Debido a los restos de drogas que se acumulan en los ríos europeos.

Las drogas no son buenas para nadie, tampoco para las angulas. Las diminutas concentraciones de cocaína vertidas a los ríos hacen que las anguilas no sólo se vuelvan hiperactivas, sino que sufren desgaste muscular, deterioro de las branquias y cambios hormonales.

El impacto de los rastros de cocaína en la fisiología de las anguilas europeas podría estar dificultando sus épicas migraciones a través de los océanos para reproducirse, según investigadores que examinaron el impacto de la droga. Las anguilas fueron expuestas a 20 milmillonésimas de un gramo de cocaína por litro (20ng/l) de agua durante 50 días.
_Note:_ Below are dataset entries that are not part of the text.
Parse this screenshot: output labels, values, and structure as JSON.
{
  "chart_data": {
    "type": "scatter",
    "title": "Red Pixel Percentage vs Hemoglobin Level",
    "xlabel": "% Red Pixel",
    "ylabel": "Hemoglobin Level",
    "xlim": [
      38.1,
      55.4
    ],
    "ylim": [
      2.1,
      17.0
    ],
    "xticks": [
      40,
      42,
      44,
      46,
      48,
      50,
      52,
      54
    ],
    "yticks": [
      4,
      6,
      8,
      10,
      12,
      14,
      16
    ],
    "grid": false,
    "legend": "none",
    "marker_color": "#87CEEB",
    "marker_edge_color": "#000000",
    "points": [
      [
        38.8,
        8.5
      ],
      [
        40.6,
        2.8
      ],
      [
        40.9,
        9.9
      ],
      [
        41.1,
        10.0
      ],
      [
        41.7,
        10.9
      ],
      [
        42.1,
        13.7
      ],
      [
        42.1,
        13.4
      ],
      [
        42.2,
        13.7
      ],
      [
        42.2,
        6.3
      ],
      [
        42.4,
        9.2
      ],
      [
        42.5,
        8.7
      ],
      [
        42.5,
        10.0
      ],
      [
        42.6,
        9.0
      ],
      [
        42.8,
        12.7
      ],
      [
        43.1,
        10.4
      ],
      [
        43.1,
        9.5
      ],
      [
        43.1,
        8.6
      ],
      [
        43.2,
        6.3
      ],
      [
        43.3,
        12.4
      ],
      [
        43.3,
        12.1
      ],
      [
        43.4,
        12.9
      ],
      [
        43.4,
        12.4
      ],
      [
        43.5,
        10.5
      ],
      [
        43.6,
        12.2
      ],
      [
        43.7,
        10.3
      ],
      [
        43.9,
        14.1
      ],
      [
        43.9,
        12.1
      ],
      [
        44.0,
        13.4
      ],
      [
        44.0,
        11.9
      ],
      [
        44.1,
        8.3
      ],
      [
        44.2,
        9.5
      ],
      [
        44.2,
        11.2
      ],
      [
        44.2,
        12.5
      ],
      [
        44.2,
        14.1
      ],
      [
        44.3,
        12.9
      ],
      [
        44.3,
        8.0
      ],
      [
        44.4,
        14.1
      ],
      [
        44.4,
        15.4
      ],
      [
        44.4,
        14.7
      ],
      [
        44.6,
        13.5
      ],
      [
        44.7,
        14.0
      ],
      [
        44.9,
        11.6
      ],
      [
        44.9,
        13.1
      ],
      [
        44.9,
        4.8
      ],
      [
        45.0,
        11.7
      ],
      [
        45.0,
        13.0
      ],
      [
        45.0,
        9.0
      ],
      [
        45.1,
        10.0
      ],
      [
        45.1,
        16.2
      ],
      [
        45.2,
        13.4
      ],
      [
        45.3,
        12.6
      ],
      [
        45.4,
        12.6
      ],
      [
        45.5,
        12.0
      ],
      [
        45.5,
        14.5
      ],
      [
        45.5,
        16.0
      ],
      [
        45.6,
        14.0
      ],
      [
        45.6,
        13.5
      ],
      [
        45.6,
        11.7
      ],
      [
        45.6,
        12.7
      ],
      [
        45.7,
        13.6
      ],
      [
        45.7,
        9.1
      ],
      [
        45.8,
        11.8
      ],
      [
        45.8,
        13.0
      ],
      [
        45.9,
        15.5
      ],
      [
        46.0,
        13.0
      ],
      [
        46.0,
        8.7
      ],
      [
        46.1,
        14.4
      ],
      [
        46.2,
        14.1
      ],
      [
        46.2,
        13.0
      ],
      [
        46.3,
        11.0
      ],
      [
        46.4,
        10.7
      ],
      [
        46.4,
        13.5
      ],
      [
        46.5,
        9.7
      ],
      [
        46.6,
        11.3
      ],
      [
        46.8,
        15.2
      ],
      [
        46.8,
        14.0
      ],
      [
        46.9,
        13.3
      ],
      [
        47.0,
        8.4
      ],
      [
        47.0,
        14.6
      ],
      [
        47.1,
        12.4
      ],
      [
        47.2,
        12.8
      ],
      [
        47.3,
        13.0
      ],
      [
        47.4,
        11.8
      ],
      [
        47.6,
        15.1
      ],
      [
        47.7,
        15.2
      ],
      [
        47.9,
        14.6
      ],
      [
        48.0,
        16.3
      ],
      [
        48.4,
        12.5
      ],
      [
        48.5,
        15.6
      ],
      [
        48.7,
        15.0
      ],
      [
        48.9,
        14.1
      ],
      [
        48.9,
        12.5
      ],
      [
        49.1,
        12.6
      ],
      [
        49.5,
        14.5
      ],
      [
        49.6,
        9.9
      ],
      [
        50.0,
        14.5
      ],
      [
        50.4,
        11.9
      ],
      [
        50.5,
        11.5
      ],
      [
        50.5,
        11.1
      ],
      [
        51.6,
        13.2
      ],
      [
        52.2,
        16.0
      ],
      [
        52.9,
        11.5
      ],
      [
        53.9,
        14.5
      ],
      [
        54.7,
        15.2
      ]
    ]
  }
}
Las anguilas expuestas a la cocaína estaban “hiperactivas” y su músculo esquelético mostraba evidencia de lesión grave, incluyendo ruptura e hinchazón muscular.

Incluso después de haber entrado en “rehabilitación” – aguas limpias – durante 10 días todavía había anguilas con músculos dañados y niveles elevados de cortisol. Esta hormona del estrés puede causar un desperdicio de grasa, y las anguilas europeas en peligro de extinción necesitan reservas de grasa para migrar con éxito al Mar de los Sargazos, donde se reproducen.

“Todos los tejidos afectados por la cocaína juegan un papel clave en la supervivencia de los peces”, dijo Anna Capaldo de la Universidad de Nápoles Federico II y el autor principal del estudio, publicado en ‘Science of the Total Environment’. “Es probable que las anguilas expuestas a la cocaína tengan un rendimiento reducido. Por ejemplo, el deterioro de las branquias podría reducir la capacidad respiratoria de las anguilas; un músculo dañado podría reducir su capacidad de nadar”.

Las diminutas concentraciones de cocaína en las pruebas de laboratorio equivalen a los niveles de rastros de cocaína encontrados en ríos y sistemas de agua, particularmente cerca de las principales ciudades. Estudios anteriores han encontrado cocaína en ríos británicos o italianos. Por ejemplo, en Londres, los investigadores encontraron 17 mil millonésimas de un gramo de benzoylecgonina por litro (17ng/l), un metabolito excretado en la orina de los consumidores de cocaína.

En un río italiano había 183 mil millonésimas de benzoilecgonina (183 ng/l) y 44 mil millonésimas de cocaína por litro (44 ng/l). El pasado octubre de 2017 el subdirector general adjunto de Infraestructuras y Tecnología del ministerio, Ángel Cajigas Delgado, advertía de que la mitad de las masas de agua de España no está en buen estado ecológico y muchas de ellas presentan contaminantes como ibuprofeno, disruptores endocrinos o drogas en las aguas residuales.

El impacto de las drogas ilegales, así como de los antibióticos y otros contaminantes en las anguilas podría ser aún más grave, dijo Capaldo: “Un río contaminado no sólo tendrá cocaína, sino también, por ejemplo, THC, morfina, MDMA, pesticidas, metales pesados, fenoles y antibióticos. Todas estas sustancias pueden interactuar entre sí, y los efectos resultantes son impredecibles. Por lo tanto, los daños que puede sufrir una anguila salvaje dependen del tipo de contaminación del curso de agua, que está relacionada con las actividades humanas circundantes”.

Según Capaldo, se necesita más investigación para examinar cómo el daño muscular de las anguilas puede perjudicar su migración y su éxito reproductivo y para establecer con precisión cómo la cocaína causa tanto daño a su fisiología.